MHB Divisibility of Terms in an Arithmetic Series

[mathdad]

Arithmetic Series?
Given the arithmetic series 5+14+23+...(to 241 terms), how many terms in the series are divisible by 5?

I need a good explanation and a good start.

 

[I like Serena]

Arithmetic Series?
Given the arithmetic series 5+14+23+...(to 241 terms), how many terms in the series are divisible by 5?

I need a good explanation and a good start.

241 terms is a lot of terms. Let's simplify the problem to, say, 1 term.
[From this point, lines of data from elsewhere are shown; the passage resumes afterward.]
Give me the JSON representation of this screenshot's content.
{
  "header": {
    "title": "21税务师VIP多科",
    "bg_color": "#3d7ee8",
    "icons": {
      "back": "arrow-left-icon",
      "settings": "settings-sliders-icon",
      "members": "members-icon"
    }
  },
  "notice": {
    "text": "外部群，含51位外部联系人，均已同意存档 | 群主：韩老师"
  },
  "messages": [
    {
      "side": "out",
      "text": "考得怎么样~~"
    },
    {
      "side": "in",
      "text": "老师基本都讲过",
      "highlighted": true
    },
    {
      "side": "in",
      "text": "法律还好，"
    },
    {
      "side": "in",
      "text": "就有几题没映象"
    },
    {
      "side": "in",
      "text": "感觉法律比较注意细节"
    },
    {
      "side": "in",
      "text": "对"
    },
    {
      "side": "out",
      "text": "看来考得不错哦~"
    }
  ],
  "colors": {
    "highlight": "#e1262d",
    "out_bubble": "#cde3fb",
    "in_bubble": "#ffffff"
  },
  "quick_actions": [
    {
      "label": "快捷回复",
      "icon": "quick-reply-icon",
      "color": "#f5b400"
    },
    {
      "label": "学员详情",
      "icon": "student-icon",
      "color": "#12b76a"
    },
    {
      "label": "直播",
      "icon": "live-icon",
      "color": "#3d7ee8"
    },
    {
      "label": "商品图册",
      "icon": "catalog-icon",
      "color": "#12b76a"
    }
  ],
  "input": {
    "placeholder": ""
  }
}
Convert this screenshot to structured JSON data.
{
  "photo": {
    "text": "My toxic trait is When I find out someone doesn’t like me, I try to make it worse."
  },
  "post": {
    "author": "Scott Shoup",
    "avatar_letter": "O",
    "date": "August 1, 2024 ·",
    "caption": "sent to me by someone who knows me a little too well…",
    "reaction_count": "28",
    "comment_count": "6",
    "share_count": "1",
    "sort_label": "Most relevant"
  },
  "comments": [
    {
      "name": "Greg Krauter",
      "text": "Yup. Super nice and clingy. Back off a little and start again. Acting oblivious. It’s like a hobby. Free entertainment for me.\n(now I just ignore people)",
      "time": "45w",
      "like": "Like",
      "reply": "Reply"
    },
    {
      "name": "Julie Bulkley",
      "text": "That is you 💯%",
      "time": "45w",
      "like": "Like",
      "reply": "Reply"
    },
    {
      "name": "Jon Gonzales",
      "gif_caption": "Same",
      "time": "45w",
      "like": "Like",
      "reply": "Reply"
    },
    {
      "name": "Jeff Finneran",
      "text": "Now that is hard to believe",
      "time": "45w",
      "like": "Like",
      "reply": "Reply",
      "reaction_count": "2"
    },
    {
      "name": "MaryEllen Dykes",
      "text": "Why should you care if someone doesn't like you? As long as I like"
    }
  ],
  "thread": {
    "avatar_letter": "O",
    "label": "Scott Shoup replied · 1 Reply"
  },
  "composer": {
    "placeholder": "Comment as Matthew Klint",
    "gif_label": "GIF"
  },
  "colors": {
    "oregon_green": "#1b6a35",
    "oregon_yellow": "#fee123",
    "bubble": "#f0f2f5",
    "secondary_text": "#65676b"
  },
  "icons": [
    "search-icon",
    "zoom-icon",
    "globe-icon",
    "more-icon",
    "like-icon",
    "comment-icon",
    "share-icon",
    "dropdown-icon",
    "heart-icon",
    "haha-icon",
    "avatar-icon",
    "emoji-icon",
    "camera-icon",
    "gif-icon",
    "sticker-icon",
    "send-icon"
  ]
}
How many are divisible by 5?
How about if we have 2 terms?
Or 3, 4, 5, 6, 7?
Can we discern a pattern? (Wondering)

 

[skeeter]

Arithmetic Series?
Given the arithmetic series 5+14+23+...(to 241 terms), how many terms in the series are divisible by 5?

I need a good explanation and a good start.

the nth term of an arithmetic series is $a_n = a_1+(n-1) \cdot d$, where $a_1$ is the 1st term and $d$ is the common difference between each consecutive term.

for the given series, $a_n = 5+(n-1) \cdot 9$

if $a_n$ is divisible by $5$, what does that say about the value of $(n-1)$ ?

 

[mathdad]

the nth term of an arithmetic series is $a_n = a_1+(n-1) \cdot d$, where $a_1$ is the 1st term and $d$ is the common difference between each consecutive term.

for the given series, $a_n = 5+(n-1) \cdot 9$

if $a_n$ is divisible by $5$, what does that say about the value of $(n-1)$ ?

I do not understand your question.

 

[Greg]

Each term in the series can be represented by $5+9n,\,0\le n\le240$. In order for a term to be divisible by $5$, $n$ must be divisible by $5$. Hence the number of terms divisible by $5$ must be $\frac{240}{5}+1=49$.

 

[mathdad]

Thank you everyone. Sorry that I could not show much work in this reply.